Lower interest rates and inflation combined with a quickly shrinking fiscal deficit mean now is a great time to buy into the cheap Indian market, according to Jupiter’s Avinash Vazirani (pictured)
Investors will be all too aware that India has been difficult to call in recent years. According to FE Analytics
, the MSCI India index has made just 16.31 per cent over the last half-decade and has lost money over three years.
Vazirani, manager of the £257m Jupiter India
fund, admits that the Indian market is one that is "absolutely affected" by macro noise, but thinks historically cheap valuations that are rising across the board bode well for long-term investors.
"I think it is a pretty good time to invest because the people who have wanted to sell have sold," he explained.
"Inflation is coming down and interest rates are coming down, plus they are looking to cut rates by a further 25 basis points."
"Higher inflation was one of the biggest headwinds in the region, but that is certainly becoming a tailwind now."
"Valuations are also on your side as they are below the 10-year average, meaning India is one of the cheapest markets right now."
"One issue that has really spooked investors in the past was the fiscal deficit, which the current finance minister has effectively broken the back of. It has come down now as a percentage of GDP."
"You just need to cut out the noise and focus on the fundamentals. People get nervous in India when markets fall – like we have seen recently – but it has still been a pretty good long-term market."
Even though the Indian market has had a tough three years or so, it is still one of the best performers over the last decade.
According to FE data, MSCI India is up 482.75 per cent over this time, beating the MSCI World index by 334.1 percentage points.
The only two funds with a track record of at least 10 years – JPM India
and HSBC GIF Indian Equity
– have delivered more than 500 per cent over the period.
A recent FE Trustnet
study revealed that often the most inconsistent funds top the performance tables over the long-term
Vazirani has managed the four crown-rated Jupiter India fund since its launch in February 2008. Over that time it has returned 37.38 per cent while its benchmark – MSCI India – has returned 7.13 per cent.
Performance of fund vs index since Feb 2008
Source: FE Analytics
The fund has also been significantly more stable than the index over this period. FE data shows it has an annualised volatility of 28.32 per cent over five years, compared with 33.54 per cent from the index.

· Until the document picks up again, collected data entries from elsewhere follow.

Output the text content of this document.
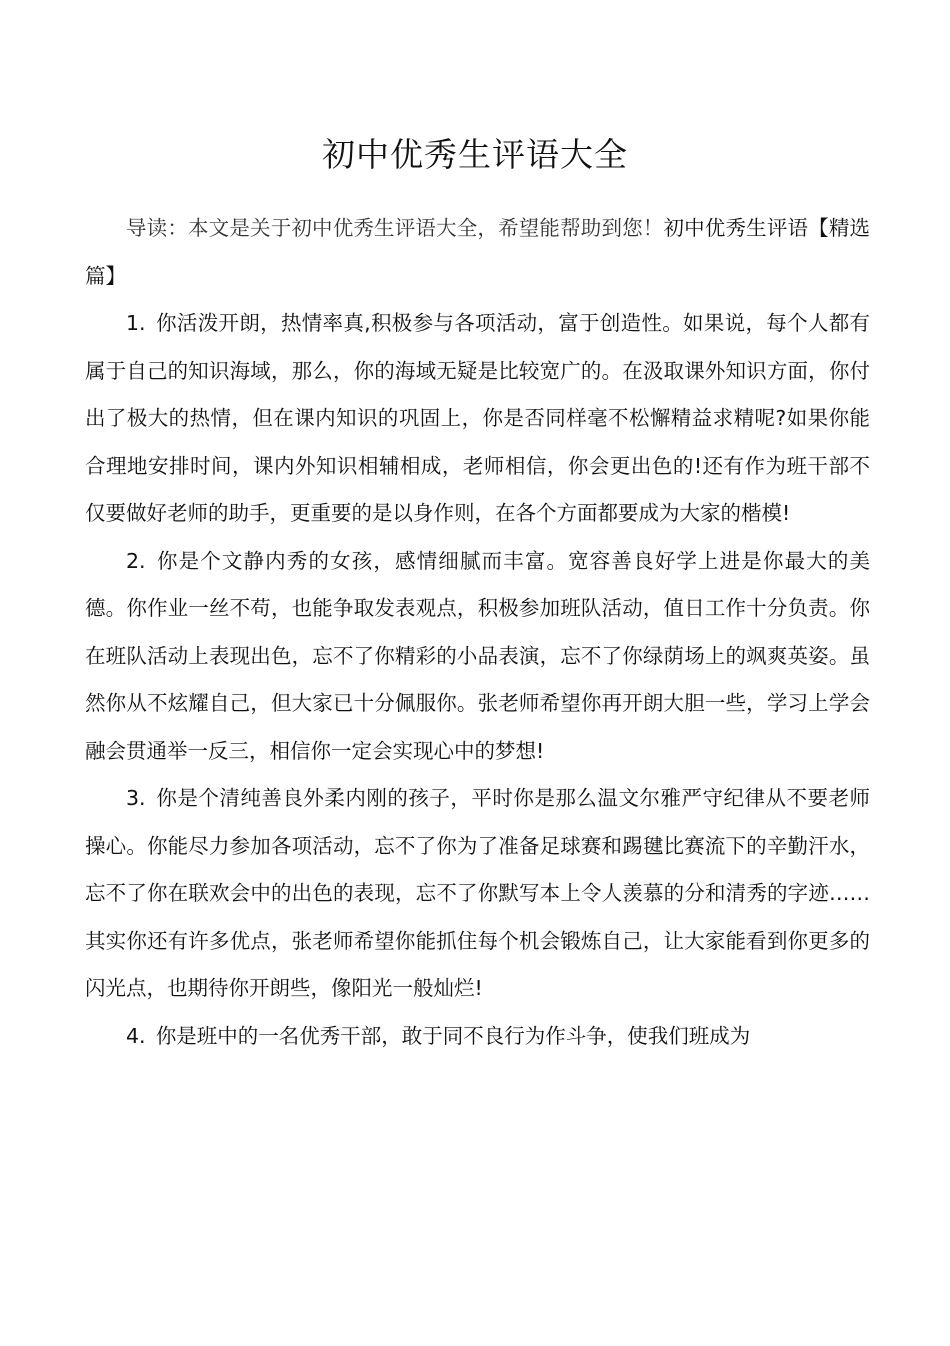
初中优秀生评语大全

导读：本文是关于初中优秀生评语大全，希望能帮助到您！初中优秀生评语【精选篇】

1. 你活泼开朗，热情率真,积极参与各项活动，富于创造性。如果说，每个人都有属于自己的知识海域，那么，你的海域无疑是比较宽广的。在汲取课外知识方面，你付出了极大的热情，但在课内知识的巩固上，你是否同样毫不松懈精益求精呢?如果你能合理地安排时间，课内外知识相辅相成，老师相信，你会更出色的!还有作为班干部不仅要做好老师的助手，更重要的是以身作则，在各个方面都要成为大家的楷模!

2. 你是个文静内秀的女孩，感情细腻而丰富。宽容善良好学上进是你最大的美德。你作业一丝不苟，也能争取发表观点，积极参加班队活动，值日工作十分负责。你在班队活动上表现出色，忘不了你精彩的小品表演，忘不了你绿荫场上的飒爽英姿。虽然你从不炫耀自己，但大家已十分佩服你。张老师希望你再开朗大胆一些，学习上学会融会贯通举一反三，相信你一定会实现心中的梦想!

3. 你是个清纯善良外柔内刚的孩子，平时你是那么温文尔雅严守纪律从不要老师操心。你能尽力参加各项活动，忘不了你为了准备足球赛和踢毽比赛流下的辛勤汗水，忘不了你在联欢会中的出色的表现，忘不了你默写本上令人羡慕的分和清秀的字迹……其实你还有许多优点，张老师希望你能抓住每个机会锻炼自己，让大家能看到你更多的闪光点，也期待你开朗些，像阳光一般灿烂!

4. 你是班中的一名优秀干部，敢于同不良行为作斗争，使我们班成为
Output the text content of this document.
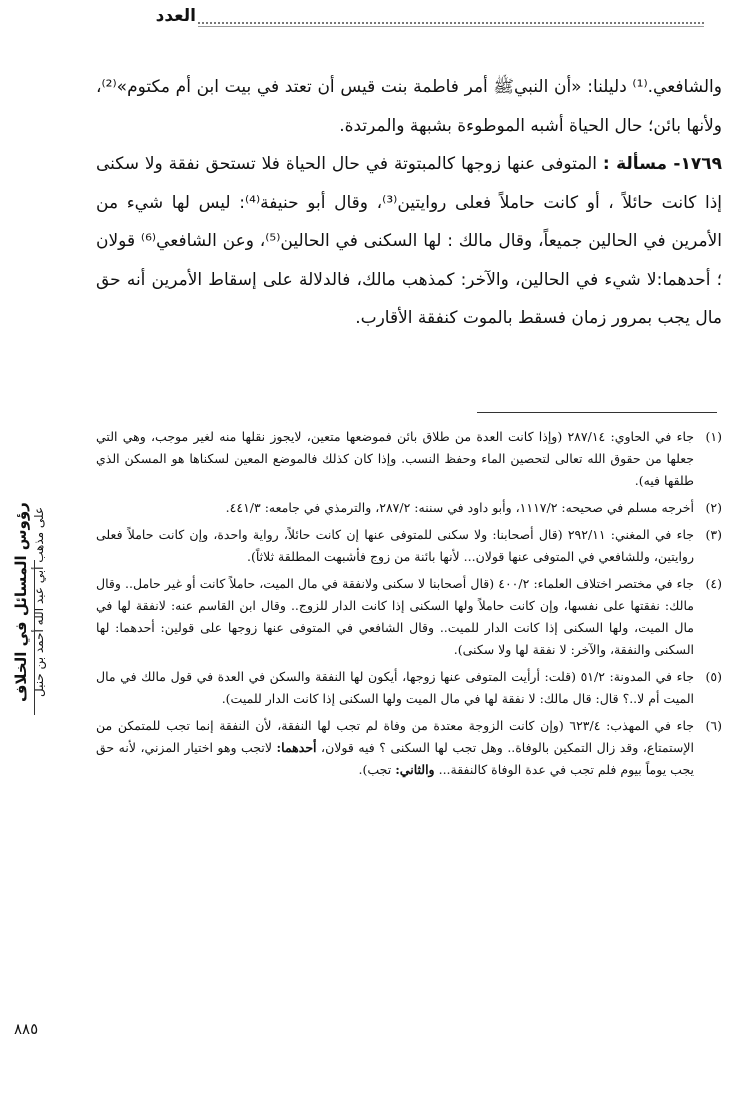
العدد

والشافعي.⁽¹⁾ دليلنا: «أن النبيﷺ أمر فاطمة بنت قيس أن تعتد في بيت ابن أم مكتوم»⁽²⁾، ولأنها بائن؛ حال الحياة أشبه الموطوءة بشبهة والمرتدة.

١٧٦٩- مسألة : المتوفى عنها زوجها كالمبتوتة في حال الحياة فلا تستحق نفقة ولا سكنى إذا كانت حائلاً ، أو كانت حاملاً فعلى روايتين⁽³⁾، وقال أبو حنيفة⁽⁴⁾: ليس لها شيء من الأمرين في الحالين جميعاً، وقال مالك : لها السكنى في الحالين⁽⁵⁾، وعن الشافعي⁽⁶⁾ قولان ؛ أحدهما:لا شيء في الحالين، والآخر: كمذهب مالك، فالدلالة على إسقاط الأمرين أنه حق مال يجب بمرور زمان فسقط بالموت كنفقة الأقارب.

(١)
جاء في الحاوي: ٢٨٧/١٤ (وإذا كانت العدة من طلاق بائن فموضعها متعين، لايجوز نقلها منه لغير موجب، وهي التي جعلها من حقوق الله تعالى لتحصين الماء وحفظ النسب. وإذا كان كذلك فالموضع المعين لسكناها هو المسكن الذي طلقها فيه).

(٢)
أخرجه مسلم في صحيحه: ١١١٧/٢، وأبو داود في سننه: ٢٨٧/٢، والترمذي في جامعه: ٤٤١/٣.

(٣)
جاء في المغني: ٢٩٢/١١ (قال أصحابنا: ولا سكنى للمتوفى عنها إن كانت حائلاً، رواية واحدة، وإن كانت حاملاً فعلى روايتين، وللشافعي في المتوفى عنها قولان... لأنها بائنة من زوج فأشبهت المطلقة ثلاثاً).

(٤)
جاء في مختصر اختلاف العلماء: ٤٠٠/٢ (قال أصحابنا لا سكنى ولانفقة في مال الميت، حاملاً كانت أو غير حامل.. وقال مالك: نفقتها على نفسها، وإن كانت حاملاً ولها السكنى إذا كانت الدار للزوج.. وقال ابن القاسم عنه: لانفقة لها في مال الميت، ولها السكنى إذا كانت الدار للميت.. وقال الشافعي في المتوفى عنها زوجها على قولين: أحدهما: لها السكنى والنفقة، والآخر: لا نفقة لها ولا سكنى).

(٥)
جاء في المدونة: ٥١/٢ (قلت: أرأيت المتوفى عنها زوجها، أيكون لها النفقة والسكن في العدة في قول مالك في مال الميت أم لا..؟ قال: قال مالك: لا نفقة لها في مال الميت ولها السكنى إذا كانت الدار للميت).

(٦)
جاء في المهذب: ٦٢٣/٤ (وإن كانت الزوجة معتدة من وفاة لم تجب لها النفقة، لأن النفقة إنما تجب للمتمكن من الإستمتاع، وقد زال التمكين بالوفاة.. وهل تجب لها السكنى ؟ فيه قولان، أحدهما: لاتجب وهو اختيار المزني، لأنه حق يجب يوماً بيوم فلم تجب في عدة الوفاة كالنفقة... والثاني: تجب).

رؤوس المسائل في الخلاف على مذهب أبي عبد الله أحمد بن حنبل
٨٨٥
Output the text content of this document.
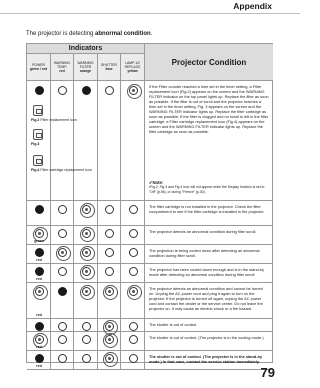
Appendix
The projector is detecting abnormal condition.
Indicators
Projector Condition
POWER
green / red
WARNING TEMP.
red
WARNING FILTER
orange
SHUTTER
blue
LAMP 1/2 REPLACE
yellow
Fig.2 Filter replacement icon
Fig.3
Fig.4 Filter cartridge replacement icon
If the Filter counter reached a time set in the timer setting, a Filter replacement icon (Fig.2) appears on the screen and the WARNING FILTER indicator on the top panel lights up. Replace the filter as soon as possible. If the filter is out of scroll and the projector reaches a time set in the timer setting, Fig. 3 appears on the screen and the WARNING FILTER indicator lights up. Replace the filter cartridge as soon as possible. If the filter is clogged and no scroll is left in the filter cartridge, a Filter cartridge replacement icon (Fig.4) appears on the screen and the WARNING FILTER indicator lights up. Replace the filter cartridge as soon as possible.
✔Note:
•Fig.2, Fig.3 and Fig.4 icon will not appear when the Display function is set to "Off" (p.56), or during "Freeze" (p.30).
The filter cartridge is not installed in the projector. Check the filter compartment to see if the filter cartridge is installed in the projector.
green
The projector detects an abnormal condition during filter scroll.
red
The projection is being cooled down after detecting an abnormal condition during filter scroll.
red
The projector has been cooled down enough and is in the stand-by mode after detecting an abnormal condition during filter scroll.
red
The projector detects an abnormal condition and cannot be turned on. Unplug the AC power cord and plug it again to turn on the projector. If the projector is turned off again, unplug the AC power cord and contact the dealer or the service center. Do not leave the projector on. It may cause an electric shock or a fire hazard.
The shutter is out of control.
red
The shutter is out of control. (The projector is in the cooling mode.)
red
The shutter is out of control. (The projector is in the stand-by mode.) In that case, contact the service station immediately.
79
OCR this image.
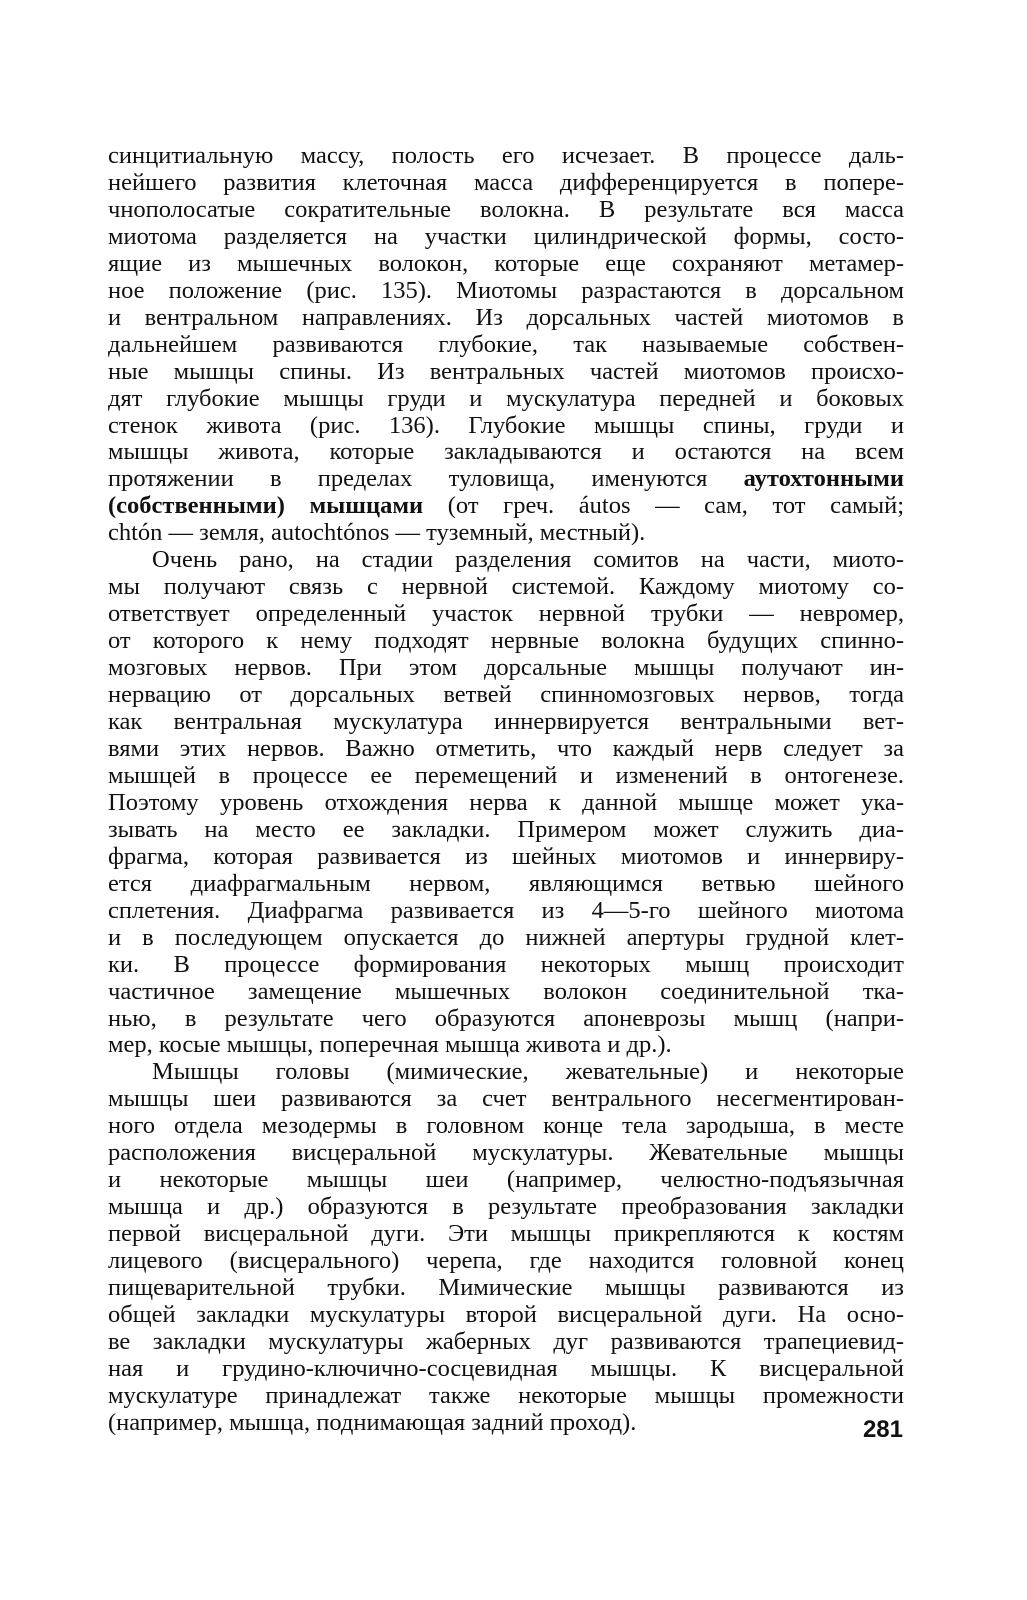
синцитиальную массу, полость его исчезает. В процессе даль-
нейшего развития клеточная масса дифференцируется в попере-
чнополосатые сократительные волокна. В результате вся масса
миотома разделяется на участки цилиндрической формы, состо-
ящие из мышечных волокон, которые еще сохраняют метамер-
ное положение (рис. 135). Миотомы разрастаются в дорсальном
и вентральном направлениях. Из дорсальных частей миотомов в
дальнейшем развиваются глубокие, так называемые собствен-
ные мышцы спины. Из вентральных частей миотомов происхо-
дят глубокие мышцы груди и мускулатура передней и боковых
стенок живота (рис. 136). Глубокие мышцы спины, груди и
мышцы живота, которые закладываются и остаются на всем
протяжении в пределах туловища, именуются аутохтонными
(собственными) мышцами (от греч. áutos — сам, тот самый;
chtón — земля, autochtónos — туземный, местный).
Очень рано, на стадии разделения сомитов на части, миото-
мы получают связь с нервной системой. Каждому миотому со-
ответствует определенный участок нервной трубки — невромер,
от которого к нему подходят нервные волокна будущих спинно-
мозговых нервов. При этом дорсальные мышцы получают ин-
нервацию от дорсальных ветвей спинномозговых нервов, тогда
как вентральная мускулатура иннервируется вентральными вет-
вями этих нервов. Важно отметить, что каждый нерв следует за
мышцей в процессе ее перемещений и изменений в онтогенезе.
Поэтому уровень отхождения нерва к данной мышце может ука-
зывать на место ее закладки. Примером может служить диа-
фрагма, которая развивается из шейных миотомов и иннервиру-
ется диафрагмальным нервом, являющимся ветвью шейного
сплетения. Диафрагма развивается из 4—5-го шейного миотома
и в последующем опускается до нижней апертуры грудной клет-
ки. В процессе формирования некоторых мышц происходит
частичное замещение мышечных волокон соединительной тка-
нью, в результате чего образуются апоневрозы мышц (напри-
мер, косые мышцы, поперечная мышца живота и др.).
Мышцы головы (мимические, жевательные) и некоторые
мышцы шеи развиваются за счет вентрального несегментирован-
ного отдела мезодермы в головном конце тела зародыша, в месте
расположения висцеральной мускулатуры. Жевательные мышцы
и некоторые мышцы шеи (например, челюстно-подъязычная
мышца и др.) образуются в результате преобразования закладки
первой висцеральной дуги. Эти мышцы прикрепляются к костям
лицевого (висцерального) черепа, где находится головной конец
пищеварительной трубки. Мимические мышцы развиваются из
общей закладки мускулатуры второй висцеральной дуги. На осно-
ве закладки мускулатуры жаберных дуг развиваются трапециевид-
ная и грудино-ключично-сосцевидная мышцы. К висцеральной
мускулатуре принадлежат также некоторые мышцы промежности
(например, мышца, поднимающая задний проход).	281
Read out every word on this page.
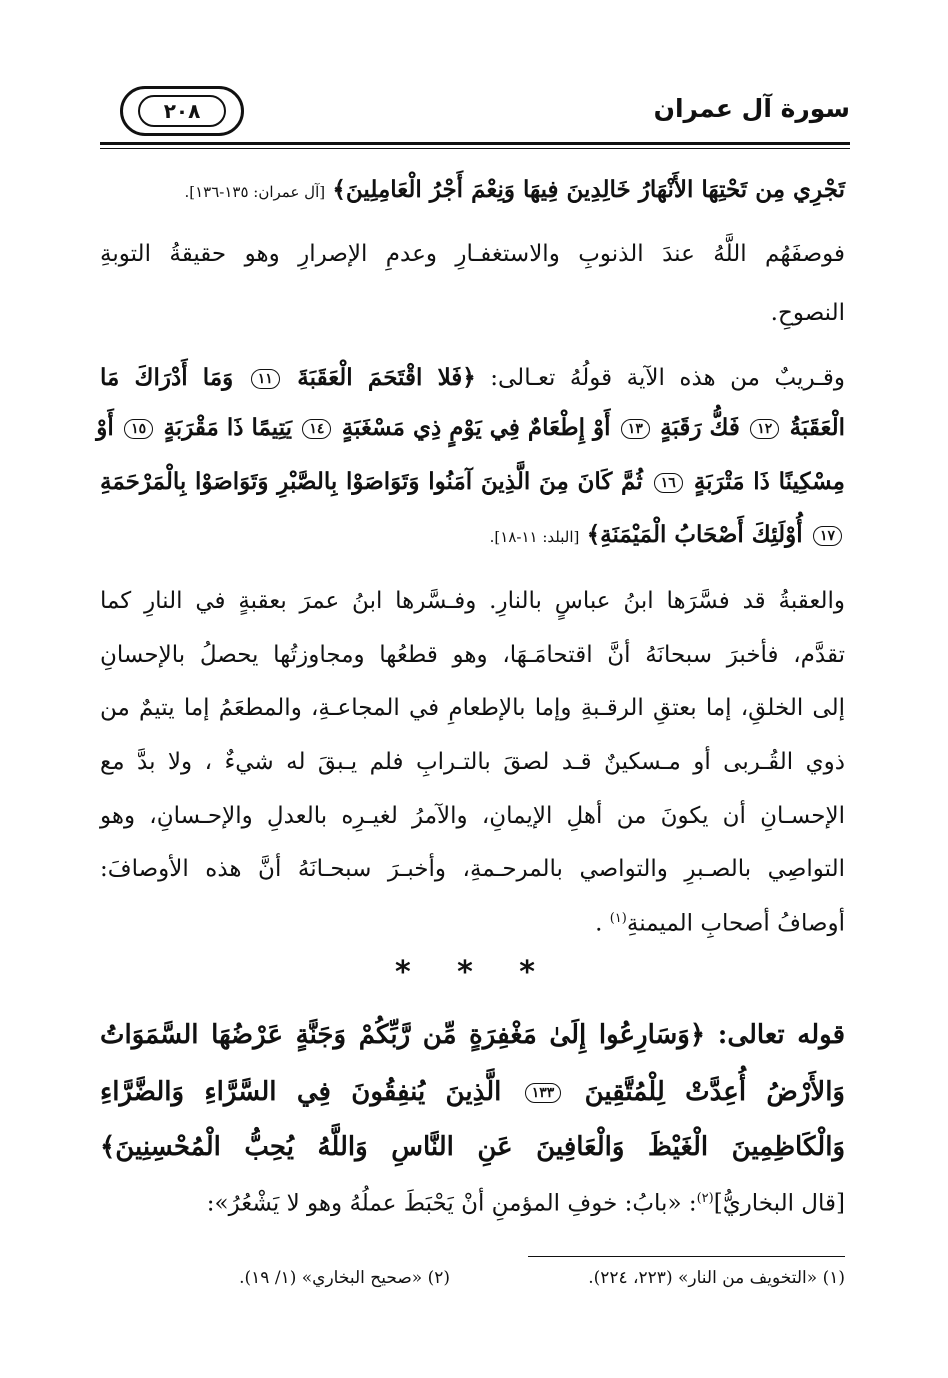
سورة آل عمران
٢٠٨
تَجْرِي مِن تَحْتِهَا الأَنْهَارُ خَالِدِينَ فِيهَا وَنِعْمَ أَجْرُ الْعَامِلِينَ﴾ [آل عمران: ١٣٥-١٣٦].
فوصفَهُم اللَّهُ عندَ الذنوبِ والاستغفـارِ وعدمِ الإصرارِ وهو حقيقةُ التوبةِ
النصوحِ.
وقـريبٌ من هذه الآية قولُهُ تعـالى: ﴿فَلا اقْتَحَمَ الْعَقَبَةَ ١١ وَمَا أَدْرَاكَ مَا
الْعَقَبَةُ ١٢ فَكُّ رَقَبَةٍ ١٣ أَوْ إِطْعَامٌ فِي يَوْمٍ ذِي مَسْغَبَةٍ ١٤ يَتِيمًا ذَا مَقْرَبَةٍ ١٥ أَوْ
مِسْكِينًا ذَا مَتْرَبَةٍ ١٦ ثُمَّ كَانَ مِنَ الَّذِينَ آمَنُوا وَتَوَاصَوْا بِالصَّبْرِ وَتَوَاصَوْا بِالْمَرْحَمَةِ
١٧ أُوْلَئِكَ أَصْحَابُ الْمَيْمَنَةِ﴾ [البلد: ١١-١٨].
والعقبةُ قد فسَّرَها ابنُ عباسٍ بالنارِ. وفـسَّرها ابنُ عمرَ بعقبةٍ في النارِ كما
تقدَّم، فأخبرَ سبحانَهُ أنَّ اقتحامَـهَا، وهو قطعُها ومجاوزتُها يحصلُ بالإحسانِ
إلى الخلقِ، إما بعتقِ الرقـبةِ وإما بالإطعامِ في المجاعـةِ، والمطعَمُ إما يتيمٌ من
ذوي القُـربى أو مـسكينٌ قـد لصقَ بالتـرابِ فلم يـبقَ له شيءٌ ، ولا بدَّ مع
الإحسـانِ أن يكونَ من أهلِ الإيمانِ، والآمرُ لغيـرِه بالعدلِ والإحـسانِ، وهو
التواصِي بالصـبرِ والتواصي بالمرحـمةِ، وأخبـرَ سبحـانَهُ أنَّ هذه الأوصافَ:
أوصافُ أصحابِ الميمنةِ$^{(١)}$ .
* * *
قوله تعالى: ﴿وَسَارِعُوا إِلَىٰ مَغْفِرَةٍ مِّن رَّبِّكُمْ وَجَنَّةٍ عَرْضُهَا السَّمَوَاتُ
وَالأَرْضُ أُعِدَّتْ لِلْمُتَّقِينَ ١٣٣ الَّذِينَ يُنفِقُونَ فِي السَّرَّاءِ وَالضَّرَّاءِ
وَالْكَاظِمِينَ الْغَيْظَ وَالْعَافِينَ عَنِ النَّاسِ وَاللَّهُ يُحِبُّ الْمُحْسِنِينَ﴾
[قال البخاريُّ]$^{(٢)}$: «بابُ: خوفِ المؤمنِ أنْ يَحْبَطَ عملُهُ وهو لا يَشْعُرُ»:
(١) «التخويف من النار» (٢٢٣، ٢٢٤).
(٢) «صحيح البخاري» (١/ ١٩).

Only First State Indian Subcontinent
and Aberdeen Global Indian Equity
have returned more over this period, although the former is now closed to new investors.
Vazirani says this success comes from investing towards the lower end of the Indian market cap spectrum.
"In my own view, small and mid caps are the best way to access the Indian markets," he explained.
"They are currently a lot cheaper than they should be."
"Six per cent economic growth last year is not bad, though people might get pessimistic."
The portfolio consists of 75 holdings and its largest sector weightings are to the consumer and financial sectors, which the manager says complements his optimistic long-term outlook
"The themes we use throughout the portfolio have stayed the same – consumers and financials," he continued.
"I don’t think the Indian consumption story has been fully understood by the analyst community, as two-thirds of India’s GDP comes from domestic consumption."
"Also, the direct benefit transfer (DBT) has not really been understood, which I think can be a big game changer."
The DBT scheme is a government plan to issue all 1.2 billion citizens of India with biometric identification cards so they can open bank accounts.
Vazirani believes this will transform the Indian banking system and create a surge in domestic consumption.
Five of the manager’s top-10 holdings in the fund have been there since launch. One of those is the drinks company United Spirit, which makes up 7.74 per cent of the portfolio.
"One of the best consumer stocks we hold is United Spirit," Vazirani continued. "Diageo recently agreed to buy United Spirit and we can see multiple triggers for increased profits over the next few years."
Financials make up 31.33 per cent of the fund and the manager is confident the sector will do well over the next few years because of the simplicity of its business model.
He commented: "Indian banks are cheap and growing quite well. Like with any economy, the proxy is, without finance you cannot grow."
"Indian banks are quite good because they are simple, they just take deposits and give out loans – they don’t really use derivatives or other such measures."
"Their balance sheets are easy to understand and I think concerns over non-performing loans are overly pessimistic," he added.
Jupiter India requires a minimum investment of £500 and has a total expense ratio (TER) of 1.88 per cent. This makes it the cheapest of 14 India funds in the IMA universe.